Штевер наморщил лоб.
— А что будет завтра?
— Заключенному из двадцатой камеры должны отрубить голову. Человек он, право, очень хороший. Семья на днях приходила прощаться с ним. Мне пришлось стоять и слушать, как они плачут и причитают — просто кровь стыла. А потом спрашивали, не могу ли я что-то для него сделать, как-то спасти его. Зачем меня мучить? Что я могу сделать? Или сказать?
— Ничего, — твердо сказал Штевер. — У тебя не та должность, так ведь? Если хотят чего-то такого, нужно обращаться прямо к Адольфу или Генриху[49].
— Я им так и ответил. Но даже если бы обратились, какой был бы от этого прок? Совершенно никакого, и они это знают, и я знаю. Поэтому каждый вечер, — с горечью сказал Хёльцер, — пью до умопомрачения, стараясь забыть все. Трахаюсь с какой-нибудь девкой, пока оба не обессилеем, потом мертвецки напиваюсь и часа на два словно куда-то проваливаюсь… Это прямо-таки рай: ты без сознания, в полном неведении, не нужно смотреть, как умирают люди, или слушать рыдания детей — а потом наступает утро, и опять все сначала, только еще хуже, потому что все время становится все хуже и хуже…
— Знаешь, тебе нужно следить за собой, — серьезным тоном сказал Штевер. — Так распускаться нельзя. Постарайся быть логичным. Идет война — так? Нравится она тебе или нет, начинал ее не ты, и нет смысла из-за этого терзаться. Потом, сколько заключенных мы убиваем за неделю? Полдюжины? Когда меньше, когда чуть побольше. И бывают недели вообще без казней, так ведь? А на фронте убивают батальонами за какой-то час — целый день и каждый день — и думаешь, кто-то теряет из-за этого сон? Ничего подобного! И запомни вот что: большинство несчастных дурачков находится на фронте потому, что они ничего не могут поделать, потому что охламоны, которые сидят наверху, отправили их туда, а та шваль, что заперта в камерах, находится здесь по заслугам. Они что-то совершили и должны поплатиться за это. Так что нечего лить по ним крокодиловы слезы.

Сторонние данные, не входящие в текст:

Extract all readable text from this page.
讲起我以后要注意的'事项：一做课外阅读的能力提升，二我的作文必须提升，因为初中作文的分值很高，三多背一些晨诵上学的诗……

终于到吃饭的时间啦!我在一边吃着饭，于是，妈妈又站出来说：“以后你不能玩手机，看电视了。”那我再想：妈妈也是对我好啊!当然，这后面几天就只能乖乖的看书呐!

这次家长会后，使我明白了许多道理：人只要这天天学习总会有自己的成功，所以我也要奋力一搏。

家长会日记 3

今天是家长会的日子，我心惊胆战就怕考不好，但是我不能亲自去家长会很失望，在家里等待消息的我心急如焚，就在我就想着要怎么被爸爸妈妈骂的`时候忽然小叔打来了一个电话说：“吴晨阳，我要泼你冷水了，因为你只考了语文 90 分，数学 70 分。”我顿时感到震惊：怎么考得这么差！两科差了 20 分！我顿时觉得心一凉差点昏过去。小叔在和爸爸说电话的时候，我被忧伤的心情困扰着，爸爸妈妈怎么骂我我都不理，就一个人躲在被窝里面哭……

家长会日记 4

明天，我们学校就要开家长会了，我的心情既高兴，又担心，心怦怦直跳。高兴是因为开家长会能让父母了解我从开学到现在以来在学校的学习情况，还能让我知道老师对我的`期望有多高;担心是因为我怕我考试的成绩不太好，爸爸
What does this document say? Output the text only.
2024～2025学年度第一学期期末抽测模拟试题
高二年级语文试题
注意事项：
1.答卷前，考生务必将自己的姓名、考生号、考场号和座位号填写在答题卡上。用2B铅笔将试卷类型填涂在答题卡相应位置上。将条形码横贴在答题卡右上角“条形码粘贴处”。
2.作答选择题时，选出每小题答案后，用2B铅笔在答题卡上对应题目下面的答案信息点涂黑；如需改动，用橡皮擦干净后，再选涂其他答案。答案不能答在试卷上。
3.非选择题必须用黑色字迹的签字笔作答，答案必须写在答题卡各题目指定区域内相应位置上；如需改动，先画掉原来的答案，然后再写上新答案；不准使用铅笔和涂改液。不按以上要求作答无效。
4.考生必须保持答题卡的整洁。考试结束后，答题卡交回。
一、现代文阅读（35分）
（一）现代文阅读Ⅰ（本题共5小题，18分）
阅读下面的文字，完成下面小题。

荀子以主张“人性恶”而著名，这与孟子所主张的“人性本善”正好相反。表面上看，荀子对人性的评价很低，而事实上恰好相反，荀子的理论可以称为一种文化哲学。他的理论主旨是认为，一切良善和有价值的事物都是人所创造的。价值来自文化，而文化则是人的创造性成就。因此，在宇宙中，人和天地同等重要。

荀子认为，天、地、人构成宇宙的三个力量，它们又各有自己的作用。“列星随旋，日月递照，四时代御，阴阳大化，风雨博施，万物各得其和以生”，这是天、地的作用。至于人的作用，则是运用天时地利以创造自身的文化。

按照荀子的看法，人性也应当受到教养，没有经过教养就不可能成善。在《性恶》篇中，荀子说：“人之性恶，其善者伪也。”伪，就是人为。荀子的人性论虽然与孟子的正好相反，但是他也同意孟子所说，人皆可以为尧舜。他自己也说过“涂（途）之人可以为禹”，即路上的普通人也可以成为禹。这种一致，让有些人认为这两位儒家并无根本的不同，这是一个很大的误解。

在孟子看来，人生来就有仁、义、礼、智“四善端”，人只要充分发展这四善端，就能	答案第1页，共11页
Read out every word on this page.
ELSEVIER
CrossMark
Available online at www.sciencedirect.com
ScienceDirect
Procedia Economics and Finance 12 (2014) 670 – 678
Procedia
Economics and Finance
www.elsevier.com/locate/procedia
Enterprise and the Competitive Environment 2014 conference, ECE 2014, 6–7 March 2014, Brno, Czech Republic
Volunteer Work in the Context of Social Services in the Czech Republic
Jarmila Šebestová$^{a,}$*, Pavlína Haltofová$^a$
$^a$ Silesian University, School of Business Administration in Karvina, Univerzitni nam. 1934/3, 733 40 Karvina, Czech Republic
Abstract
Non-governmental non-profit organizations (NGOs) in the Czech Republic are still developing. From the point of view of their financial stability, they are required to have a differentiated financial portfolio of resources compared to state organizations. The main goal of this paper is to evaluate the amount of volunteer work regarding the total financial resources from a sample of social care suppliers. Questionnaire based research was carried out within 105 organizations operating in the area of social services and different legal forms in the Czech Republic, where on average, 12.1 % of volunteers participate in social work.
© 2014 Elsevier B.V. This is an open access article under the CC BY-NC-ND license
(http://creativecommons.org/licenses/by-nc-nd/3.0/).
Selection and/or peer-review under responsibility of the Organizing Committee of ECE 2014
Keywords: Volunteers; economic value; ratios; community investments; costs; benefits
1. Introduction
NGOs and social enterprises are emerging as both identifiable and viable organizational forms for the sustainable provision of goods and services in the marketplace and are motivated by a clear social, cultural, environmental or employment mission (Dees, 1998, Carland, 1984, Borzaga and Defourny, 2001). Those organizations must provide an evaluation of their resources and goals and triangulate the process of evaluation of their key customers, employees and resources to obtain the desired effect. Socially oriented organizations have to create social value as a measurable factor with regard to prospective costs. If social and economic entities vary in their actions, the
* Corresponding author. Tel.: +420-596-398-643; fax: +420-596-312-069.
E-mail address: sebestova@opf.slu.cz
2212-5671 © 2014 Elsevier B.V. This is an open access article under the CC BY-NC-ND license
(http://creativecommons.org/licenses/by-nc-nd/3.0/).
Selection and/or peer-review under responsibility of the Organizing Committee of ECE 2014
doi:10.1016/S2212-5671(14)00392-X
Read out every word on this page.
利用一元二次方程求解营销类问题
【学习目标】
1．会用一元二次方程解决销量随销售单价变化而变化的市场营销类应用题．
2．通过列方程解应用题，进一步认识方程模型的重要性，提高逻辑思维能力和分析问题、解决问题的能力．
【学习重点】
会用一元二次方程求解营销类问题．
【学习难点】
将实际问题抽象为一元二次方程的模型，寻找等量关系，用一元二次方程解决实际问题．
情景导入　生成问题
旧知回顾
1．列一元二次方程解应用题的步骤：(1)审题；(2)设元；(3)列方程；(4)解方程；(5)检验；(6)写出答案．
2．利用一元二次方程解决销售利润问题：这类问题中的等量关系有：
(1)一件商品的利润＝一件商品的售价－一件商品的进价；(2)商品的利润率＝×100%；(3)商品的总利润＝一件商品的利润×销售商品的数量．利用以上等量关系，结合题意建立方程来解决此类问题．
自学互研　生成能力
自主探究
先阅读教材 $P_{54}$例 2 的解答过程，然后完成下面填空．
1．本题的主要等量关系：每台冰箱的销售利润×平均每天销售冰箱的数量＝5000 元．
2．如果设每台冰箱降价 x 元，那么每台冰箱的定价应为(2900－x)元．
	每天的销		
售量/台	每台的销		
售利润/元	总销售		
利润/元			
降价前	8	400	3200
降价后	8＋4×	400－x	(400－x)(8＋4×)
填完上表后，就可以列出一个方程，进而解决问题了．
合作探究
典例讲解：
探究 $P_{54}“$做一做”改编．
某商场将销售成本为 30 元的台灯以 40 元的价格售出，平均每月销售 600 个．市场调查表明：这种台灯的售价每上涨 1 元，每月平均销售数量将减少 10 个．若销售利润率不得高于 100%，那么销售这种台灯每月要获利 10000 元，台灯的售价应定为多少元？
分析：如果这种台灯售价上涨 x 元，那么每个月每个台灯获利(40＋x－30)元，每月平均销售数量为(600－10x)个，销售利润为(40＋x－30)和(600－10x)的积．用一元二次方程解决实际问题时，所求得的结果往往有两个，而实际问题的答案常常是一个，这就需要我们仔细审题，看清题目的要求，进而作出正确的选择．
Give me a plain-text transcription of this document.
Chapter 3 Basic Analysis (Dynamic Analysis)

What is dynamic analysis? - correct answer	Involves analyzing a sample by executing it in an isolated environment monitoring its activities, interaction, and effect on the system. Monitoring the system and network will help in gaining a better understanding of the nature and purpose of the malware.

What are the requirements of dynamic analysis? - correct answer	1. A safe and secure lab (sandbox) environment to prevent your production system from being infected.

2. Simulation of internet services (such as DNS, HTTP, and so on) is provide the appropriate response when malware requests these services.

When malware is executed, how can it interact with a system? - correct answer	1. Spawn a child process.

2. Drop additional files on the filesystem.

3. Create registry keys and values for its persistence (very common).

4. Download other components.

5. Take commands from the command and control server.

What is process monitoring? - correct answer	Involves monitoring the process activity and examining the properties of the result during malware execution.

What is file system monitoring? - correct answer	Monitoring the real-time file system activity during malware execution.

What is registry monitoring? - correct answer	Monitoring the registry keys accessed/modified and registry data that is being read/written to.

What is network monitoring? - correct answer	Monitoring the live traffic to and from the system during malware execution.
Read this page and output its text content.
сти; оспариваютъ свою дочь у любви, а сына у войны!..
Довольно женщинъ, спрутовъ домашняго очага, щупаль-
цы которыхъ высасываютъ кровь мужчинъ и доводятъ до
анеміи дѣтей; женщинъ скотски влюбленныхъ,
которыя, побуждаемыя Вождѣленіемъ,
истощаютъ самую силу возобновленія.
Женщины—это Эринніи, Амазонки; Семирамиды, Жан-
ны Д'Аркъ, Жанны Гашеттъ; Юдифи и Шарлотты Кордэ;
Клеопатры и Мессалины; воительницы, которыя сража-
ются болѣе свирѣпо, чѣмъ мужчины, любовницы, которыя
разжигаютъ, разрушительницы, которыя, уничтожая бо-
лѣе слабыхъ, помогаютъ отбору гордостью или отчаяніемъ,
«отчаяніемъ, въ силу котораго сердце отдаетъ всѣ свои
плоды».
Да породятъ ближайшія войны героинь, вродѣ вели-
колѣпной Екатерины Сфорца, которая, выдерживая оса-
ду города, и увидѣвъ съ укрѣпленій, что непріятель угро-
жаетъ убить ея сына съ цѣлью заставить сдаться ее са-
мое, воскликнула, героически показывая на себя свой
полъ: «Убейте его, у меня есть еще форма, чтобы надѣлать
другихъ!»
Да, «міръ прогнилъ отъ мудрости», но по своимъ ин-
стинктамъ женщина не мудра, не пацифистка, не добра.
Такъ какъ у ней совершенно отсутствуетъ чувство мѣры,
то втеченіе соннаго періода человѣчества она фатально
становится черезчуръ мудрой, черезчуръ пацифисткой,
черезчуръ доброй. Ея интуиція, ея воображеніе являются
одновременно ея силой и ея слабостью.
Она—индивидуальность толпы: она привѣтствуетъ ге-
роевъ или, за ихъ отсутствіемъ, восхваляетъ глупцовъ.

— Да, но дело вот в чем, — нервозно признался Хёльцер, — я не выношу зрелища того, как падает голова человека. Находиться в расстрельной команде тяжело, но быть вынужденным стоять и смотреть, как человеку отрубают голову… — Он содрогнулся. — И ведь большинство заключенных даже не сделало ничего по-настоящему дурного.
— Это не тебе решать, — сурово произнес Штевер. — Раз ты нарушил закон, ты должен поплатиться, вот и все, а в этой стране закон гласит, что думать не разрешается. Все очень просто, и только дурак может доказывать, что в голове у него не опилки — я прав?
— Пожалуй.
— Ну, вот видишь. Мы с тобой добропорядочные граждане. Знаем закон и соблюдаем его. Смотрим, куда ветер дует, и держим по нему нос, пока он не начнет менять направление — и мне все равно, что говорить: «Хайль Гитлер» или «Да здравствует партия», никакой разницы не вижу.
Хёльцер покачал головой.
— Нет, Штевер. Я все равно хочу уйти. Чувствую, ветер скоро начнет меняться. Тогда Штальшмидт встанет к стенке одним из первых — и я не желаю составлять ему компанию. Хочу убраться отсюда, пока не поздно.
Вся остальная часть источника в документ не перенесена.